Although both calls look similar, there is a big difference between them. As you probably know, when the .NET runtime is going to execute a managed method for the first time, the method is compiled into unmanaged code that can be executed on a target CPU. The method main is a .NET method, so gcnew is converted to the opcode newobj, but the operator new can’t be converted to newobj because std::wstring is not a managed object. Let’s call ildasm to check the generated code:

.method assembly static int32  main(string[] args) cil managed
{
  // Code size       29 (0x1d)
  .maxstack  2
  .locals ([0] valuetype std.'basic_string<wchar_t,std::char_traits<wchar_t>,std::allocator<wchar_t> >'* V_0,
           [1] int32 V_1,
           [2] valuetype std.'basic_string<wchar_t,std::char_traits<wchar_t>,std::allocator<wchar_t> >'* unmanagedString)
  IL_0000:  ldc.i4.0
  IL_0001:  stloc.1
  IL_0002:  ldc.i4.s   40
  IL_0004:  conv.i8
  IL_0005:  call       void* modopt([mscorlib]System.Runtime.CompilerServices.CallConvCdecl) new(uint64)
  IL_000a:  stloc.0
  IL_000b:  ldloc.0
  IL_000c:  brfalse.s  IL_0016

  IL_000e:  ldloc.0
  IL_000f:  call       valuetype std.'basic_string<wchar_t,std::char_traits<wchar_t>,std::allocator<wchar_t> >'* modopt([mscorlib]System.Runtime.CompilerServices.CallConvCdecl) 'std.basic_string<wchar_t,std::char_traits<wchar_t>,std::allocator<wchar_t> >.{ctor}'(valuetype std.'basic_string<wchar_t,std::char_traits<wchar_t>,std::allocator<wchar_t> >'* modopt([mscorlib]System.Runtime.CompilerServices.IsConst) modopt([mscorlib]System.Runtime.CompilerServices.IsConst))
  IL_0014:  br.s       IL_0018

  IL_0016:  ldc.i4.0
  IL_0017:  conv.i8
  IL_0018:  stloc.2
  IL_0019:  ldc.i4.0
  IL_001a:  stloc.1
  IL_001b:  ldloc.1
  IL_001c:  ret
} // end of global method main

Indeed, the code is a bit complicated. First, it allocates memory for the instance of std::wstring using new:

IL_0005:  call       void* modopt([mscorlib]System.Runtime.CompilerServices.CallConvCdecl) new(uint64)
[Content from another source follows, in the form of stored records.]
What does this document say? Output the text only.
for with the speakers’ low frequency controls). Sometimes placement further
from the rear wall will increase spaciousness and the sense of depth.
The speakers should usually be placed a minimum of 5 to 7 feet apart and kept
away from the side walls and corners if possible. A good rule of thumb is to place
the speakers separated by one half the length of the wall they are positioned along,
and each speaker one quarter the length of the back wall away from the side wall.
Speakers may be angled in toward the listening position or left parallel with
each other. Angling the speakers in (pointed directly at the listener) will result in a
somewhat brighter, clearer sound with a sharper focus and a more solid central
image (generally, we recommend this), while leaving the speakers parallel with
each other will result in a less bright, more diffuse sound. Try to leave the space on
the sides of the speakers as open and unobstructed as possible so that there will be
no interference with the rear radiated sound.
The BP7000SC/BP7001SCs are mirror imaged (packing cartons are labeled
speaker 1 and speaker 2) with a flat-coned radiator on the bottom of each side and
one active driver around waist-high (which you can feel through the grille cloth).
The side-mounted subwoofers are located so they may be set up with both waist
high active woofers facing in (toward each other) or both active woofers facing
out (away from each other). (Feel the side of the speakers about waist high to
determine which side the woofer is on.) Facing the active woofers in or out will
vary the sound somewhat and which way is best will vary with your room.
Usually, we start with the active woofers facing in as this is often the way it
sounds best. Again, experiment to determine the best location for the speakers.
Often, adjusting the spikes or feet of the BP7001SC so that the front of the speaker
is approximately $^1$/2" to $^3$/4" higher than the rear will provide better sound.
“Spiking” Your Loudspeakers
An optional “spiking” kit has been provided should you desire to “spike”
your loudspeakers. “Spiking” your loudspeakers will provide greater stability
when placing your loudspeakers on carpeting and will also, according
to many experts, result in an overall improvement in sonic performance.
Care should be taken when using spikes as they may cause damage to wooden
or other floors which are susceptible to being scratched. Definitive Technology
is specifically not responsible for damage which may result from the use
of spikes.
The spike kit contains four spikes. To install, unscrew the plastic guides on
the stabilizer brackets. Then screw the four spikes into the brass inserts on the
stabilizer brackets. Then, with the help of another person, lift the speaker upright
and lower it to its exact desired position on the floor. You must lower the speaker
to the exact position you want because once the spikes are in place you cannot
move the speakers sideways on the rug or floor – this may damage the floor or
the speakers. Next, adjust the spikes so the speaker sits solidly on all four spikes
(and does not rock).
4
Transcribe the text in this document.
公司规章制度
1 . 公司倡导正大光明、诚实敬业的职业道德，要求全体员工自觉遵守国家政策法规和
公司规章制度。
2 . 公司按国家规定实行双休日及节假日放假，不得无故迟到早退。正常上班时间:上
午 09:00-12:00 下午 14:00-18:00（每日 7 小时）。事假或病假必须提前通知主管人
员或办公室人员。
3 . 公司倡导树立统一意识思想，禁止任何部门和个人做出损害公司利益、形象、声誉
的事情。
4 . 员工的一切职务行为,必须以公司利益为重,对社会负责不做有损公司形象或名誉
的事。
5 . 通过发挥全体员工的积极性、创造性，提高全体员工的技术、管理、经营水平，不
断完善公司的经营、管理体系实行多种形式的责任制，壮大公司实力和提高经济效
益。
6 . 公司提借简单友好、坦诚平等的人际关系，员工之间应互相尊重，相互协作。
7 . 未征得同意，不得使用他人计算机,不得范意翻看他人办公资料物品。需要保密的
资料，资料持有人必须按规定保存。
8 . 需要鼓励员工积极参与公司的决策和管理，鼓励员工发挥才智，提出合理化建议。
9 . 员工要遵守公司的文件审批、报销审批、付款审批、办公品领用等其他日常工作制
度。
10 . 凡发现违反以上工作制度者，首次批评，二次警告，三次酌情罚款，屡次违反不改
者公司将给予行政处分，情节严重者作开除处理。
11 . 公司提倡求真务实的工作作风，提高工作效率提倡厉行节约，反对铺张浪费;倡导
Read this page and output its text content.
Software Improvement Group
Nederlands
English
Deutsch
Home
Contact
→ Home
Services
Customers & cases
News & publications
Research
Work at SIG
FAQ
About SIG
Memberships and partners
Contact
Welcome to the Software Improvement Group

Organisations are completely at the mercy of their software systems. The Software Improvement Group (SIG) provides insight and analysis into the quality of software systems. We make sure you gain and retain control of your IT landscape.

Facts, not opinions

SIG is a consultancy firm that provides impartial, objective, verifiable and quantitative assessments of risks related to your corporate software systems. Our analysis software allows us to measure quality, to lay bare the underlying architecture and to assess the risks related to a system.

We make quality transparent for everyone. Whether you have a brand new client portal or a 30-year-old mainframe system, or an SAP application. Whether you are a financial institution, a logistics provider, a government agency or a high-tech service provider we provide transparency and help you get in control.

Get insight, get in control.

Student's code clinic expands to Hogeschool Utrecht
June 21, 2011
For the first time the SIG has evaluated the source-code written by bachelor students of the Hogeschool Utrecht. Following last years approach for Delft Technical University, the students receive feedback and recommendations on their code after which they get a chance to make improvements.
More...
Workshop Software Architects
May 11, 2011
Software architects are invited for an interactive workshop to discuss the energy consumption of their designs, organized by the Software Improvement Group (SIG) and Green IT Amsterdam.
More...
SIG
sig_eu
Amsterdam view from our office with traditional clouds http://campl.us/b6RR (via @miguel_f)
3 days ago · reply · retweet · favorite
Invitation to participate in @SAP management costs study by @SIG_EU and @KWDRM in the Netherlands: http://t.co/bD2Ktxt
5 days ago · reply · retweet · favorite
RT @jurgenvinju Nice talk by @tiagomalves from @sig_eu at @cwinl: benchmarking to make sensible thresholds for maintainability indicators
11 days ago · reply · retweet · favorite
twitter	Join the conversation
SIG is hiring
After that, it calls the constructor to initialize the instance of std::wstring:

IL_000f:  call       valuetype std.'basic_string<wchar_t,std::char_traits<wchar_t>,std::allocator<wchar_t> >'* modopt([mscorlib]System.Runtime.CompilerServices.CallConvCdecl) 'std.basic_string<wchar_t,std::char_traits<wchar_t>,std::allocator<wchar_t> >.{ctor}'(valuetype std.'basic_string<wchar_t,std::char_traits<wchar_t>,std::allocator<wchar_t> >'* modopt([mscorlib]System.Runtime.CompilerServices.IsConst) modopt([mscorlib]System.Runtime.CompilerServices.IsConst))

It looks really tricky compared with newobj but this is the only way to deal with unmanaged objects in a managed code. Actually, the same happens in an unmanaged code when it is instantiated a C++ object: firstly, a memory is allocated, and then the constructor is called.